Puis l'arme tomba des mains de son propriétaire, trop occupé à tenir son bras brisé. Les traits de son visage durcis par la haine et la douleur étaient mis en évidence par le clair de lune. Une lueur malsaine brillait dans ses yeux.

Theodorus, lui, se tenait l'épaule droite, de laquelle un fin filet rouge vif s'échappait pour couler le long de son bras, imbibant le tissus de sa chemise anciennement blanche. Il haletait, tout comme son ravisseur. Theodorus jeta brièvement un coup d'œil à son épaule : la balle l'avait transpercée. Une douleur lancinante lui vrillait le corps, pulsant incessamment depuis ce si minuscule trou.

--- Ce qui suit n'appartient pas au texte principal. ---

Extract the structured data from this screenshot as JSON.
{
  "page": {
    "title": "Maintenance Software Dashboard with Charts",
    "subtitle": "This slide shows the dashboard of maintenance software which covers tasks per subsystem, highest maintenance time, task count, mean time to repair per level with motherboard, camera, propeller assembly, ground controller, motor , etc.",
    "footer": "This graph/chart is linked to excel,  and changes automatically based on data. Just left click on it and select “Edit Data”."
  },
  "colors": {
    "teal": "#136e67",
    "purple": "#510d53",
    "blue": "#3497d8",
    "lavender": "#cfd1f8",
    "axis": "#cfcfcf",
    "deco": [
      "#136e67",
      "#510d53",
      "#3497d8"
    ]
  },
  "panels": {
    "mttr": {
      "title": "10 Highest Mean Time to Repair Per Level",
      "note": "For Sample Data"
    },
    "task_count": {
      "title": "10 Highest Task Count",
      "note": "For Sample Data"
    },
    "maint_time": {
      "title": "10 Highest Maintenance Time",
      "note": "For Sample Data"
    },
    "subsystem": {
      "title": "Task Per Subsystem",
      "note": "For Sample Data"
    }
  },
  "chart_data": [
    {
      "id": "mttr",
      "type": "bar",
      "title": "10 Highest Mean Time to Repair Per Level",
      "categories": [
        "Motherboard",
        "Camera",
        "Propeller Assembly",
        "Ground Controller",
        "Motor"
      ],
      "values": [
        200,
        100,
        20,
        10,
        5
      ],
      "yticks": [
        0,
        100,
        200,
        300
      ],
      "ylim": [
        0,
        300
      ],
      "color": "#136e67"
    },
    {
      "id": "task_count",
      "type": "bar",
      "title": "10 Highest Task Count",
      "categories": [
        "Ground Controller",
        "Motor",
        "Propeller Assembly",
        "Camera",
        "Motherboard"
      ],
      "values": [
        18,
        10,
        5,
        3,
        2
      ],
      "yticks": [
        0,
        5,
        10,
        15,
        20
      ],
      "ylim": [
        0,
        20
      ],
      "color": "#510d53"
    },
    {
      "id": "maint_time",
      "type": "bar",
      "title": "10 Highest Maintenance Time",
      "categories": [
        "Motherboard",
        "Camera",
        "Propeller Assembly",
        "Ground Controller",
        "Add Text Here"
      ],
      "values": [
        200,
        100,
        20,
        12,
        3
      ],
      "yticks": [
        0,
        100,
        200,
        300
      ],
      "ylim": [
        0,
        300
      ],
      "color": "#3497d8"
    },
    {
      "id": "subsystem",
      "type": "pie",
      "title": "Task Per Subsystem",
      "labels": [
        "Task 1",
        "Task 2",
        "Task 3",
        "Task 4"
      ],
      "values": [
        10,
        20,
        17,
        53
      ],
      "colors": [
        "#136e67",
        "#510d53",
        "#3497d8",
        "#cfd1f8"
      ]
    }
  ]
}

À cause de l'inattention due à sa blessure, Theodorus se retrouva les fesses par terre. L'autre lui avait fauché les jambes. Les rôles étaient inversés. Theodorus gisait à terre, dominé par son ravisseur. Un pied s'abattit sur sa gorge, l'étouffant un peu plus au sol.

Un rictus sadique apparut sur les lèvres de l'agresseur anciennement agressé, provoquant un frisson d'angoisse chez Theodorus.

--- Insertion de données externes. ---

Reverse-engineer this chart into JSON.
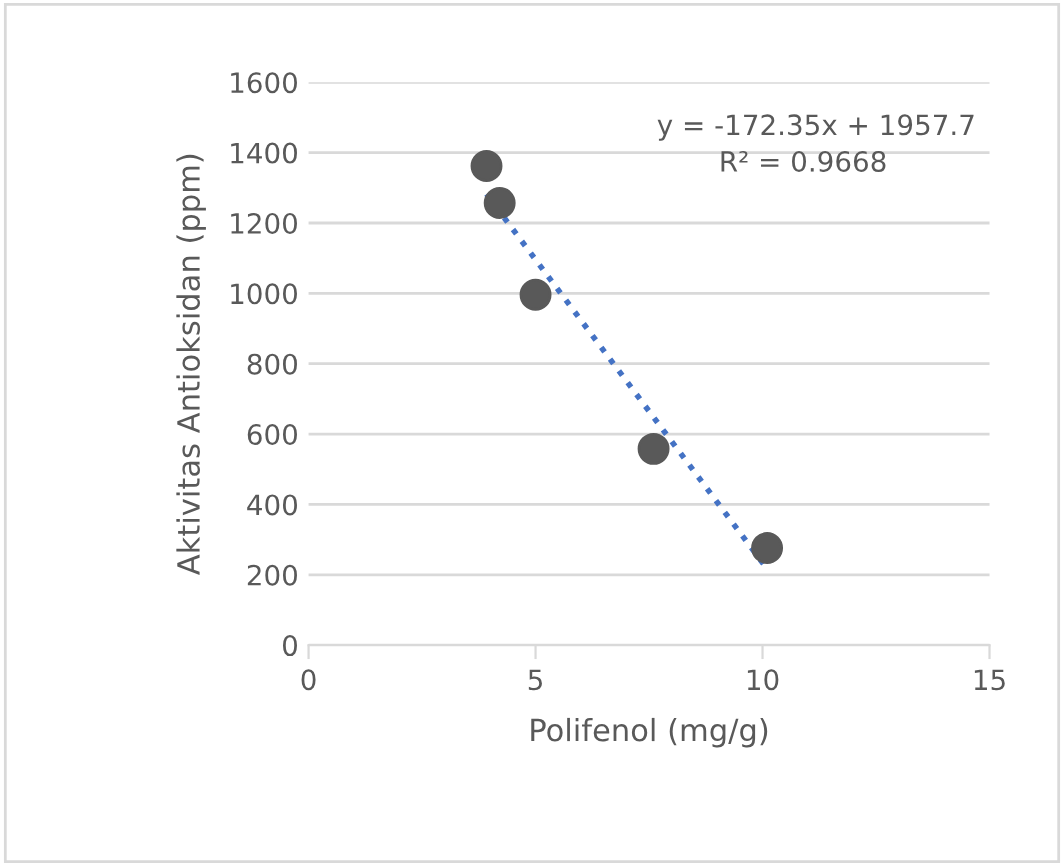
{
  "chart_data": {
    "type": "scatter",
    "xlabel": "Polifenol (mg/g)",
    "ylabel": "Aktivitas Antioksidan (ppm)",
    "xlim": [
      0,
      15
    ],
    "xticks": [
      0,
      5,
      10,
      15
    ],
    "ylim": [
      0,
      1600
    ],
    "yticks": [
      0,
      200,
      400,
      600,
      800,
      1000,
      1200,
      1400,
      1600
    ],
    "grid": "y",
    "marker": "circle",
    "series": [
      {
        "color": "#595959",
        "x": [
          3.92,
          4.21,
          5.0,
          7.6,
          10.1
        ],
        "values": [
          1362,
          1257,
          996,
          558,
          276
        ]
      },
      {
        "type": "line",
        "color": "#4472c4",
        "line_style": "dotted",
        "marker": "none",
        "x": [
          3.92,
          10.1
        ],
        "values": [
          1282,
          217
        ]
      }
    ],
    "annotations": [
      "y = -172.35x + 1957.7",
      "R² = 0.9668"
    ]
  }
}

Pourquoi avait-il accepté de suivre ce satané voleur ? Où était-il d'ailleurs ? S'était-il fait la malle en l'abandonnant ? Le blond lui avait sûrement accordé sa confiance un peu trop vite... Si il l'avait amené aux autorités compétentes, il ne serait pas là, à la merci d'un sadique. Oui, si il l'avait amené aux autorités compétentes, il serait tranquillement chez lui, enfermé dans sa routine ennuyante mais sûre...

Dans les yeux de son ravisseur, il vit la lueur de la haine remplacée par celle de l'étonnement. Il suivit son regard et remarqua ce qui dérangeait son agresseur : le revolver n'était plus là !
Un nouveau changement survint sur le visage de l'homme, la peur semblant le figer sur place, prenant un instant le dessus sur la haine.

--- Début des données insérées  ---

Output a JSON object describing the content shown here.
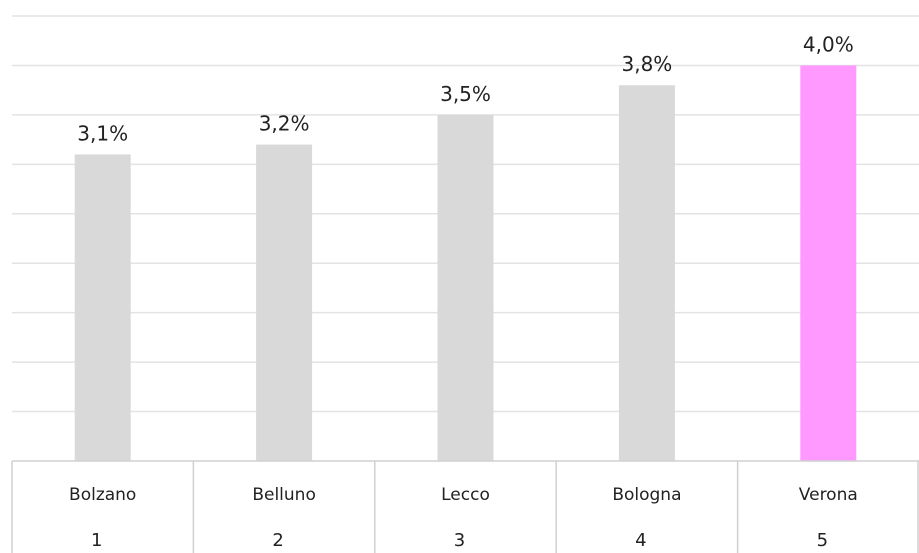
{
  "chart_data": {
    "type": "bar",
    "categories": [
      "Bolzano",
      "Belluno",
      "Lecco",
      "Bologna",
      "Verona"
    ],
    "ranks": [
      "1",
      "2",
      "3",
      "4",
      "5"
    ],
    "values": [
      3.1,
      3.2,
      3.5,
      3.8,
      4.0
    ],
    "value_labels": [
      "3,1%",
      "3,2%",
      "3,5%",
      "3,8%",
      "4,0%"
    ],
    "ylim": [
      0,
      4.5
    ],
    "grid": true,
    "colors": {
      "default_bar": "#d9d9d9",
      "highlight_bar": "#ff99ff",
      "gridline": "#e3e3e3"
    },
    "highlight_index": 4
  }
}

- Enlèves tes chaussures de mon associé ou je te fais exploser la cervelle, fit une voix froide et profonde que Theodorus identifia comme celle de son voleur.

Le cliquetis de la sécurité du revolver accentua ses paroles.

Une grimace de répulsion apparut sur le visage du terroriste révolutionnaire. Il mit cependant plus de poids sur son pied qui restreint encore la respiration du journaliste, malgré le voleur dans son dos.

- Il me suffit de marcher sur son cou pour lui briser les cervicales... (Un sourire malicieux se dessina sur ses lèvres.) Supposons que tu veuilles tirer, prendras-tu le risque que je brise accidentellement la nuque de ton ami ?

Après avoir insisté sur le mot "ami", le fuyard laissa sa phrase en suspens pour laisser le temps aux mots de s'insinuer dans l'esprit du voleur.

Un second frisson de panique s'empara de Theodorus. Elle forma une boule au niveau de sa gorge alors qu'il éprouvait déjà des difficultés à respirer. Il n'arrivait pas à croire à ce qui se déroulait sous ses yeux.

Cendre soupira avant de retirer son arme de l'arrière du crâne du fuyard.

- Ce n'est pas mon ami. Tu as peut-être raison, te tirer dessus n'a aucun sens.

Les mots du voleurs étaient froids, dénués de la moindre empathie.

Le sourire de l'homme s'agrandit encore un peu plus en voyant qu'il avait réussi à persuader le voleur, même si une expression de surprise découla de ce si brusque revirement.

Cendre baissa le canon de l'arme et se mit à la droite de l'homme, comme pour lui donner le revolver. Ce geste sembla rassurer l'homme.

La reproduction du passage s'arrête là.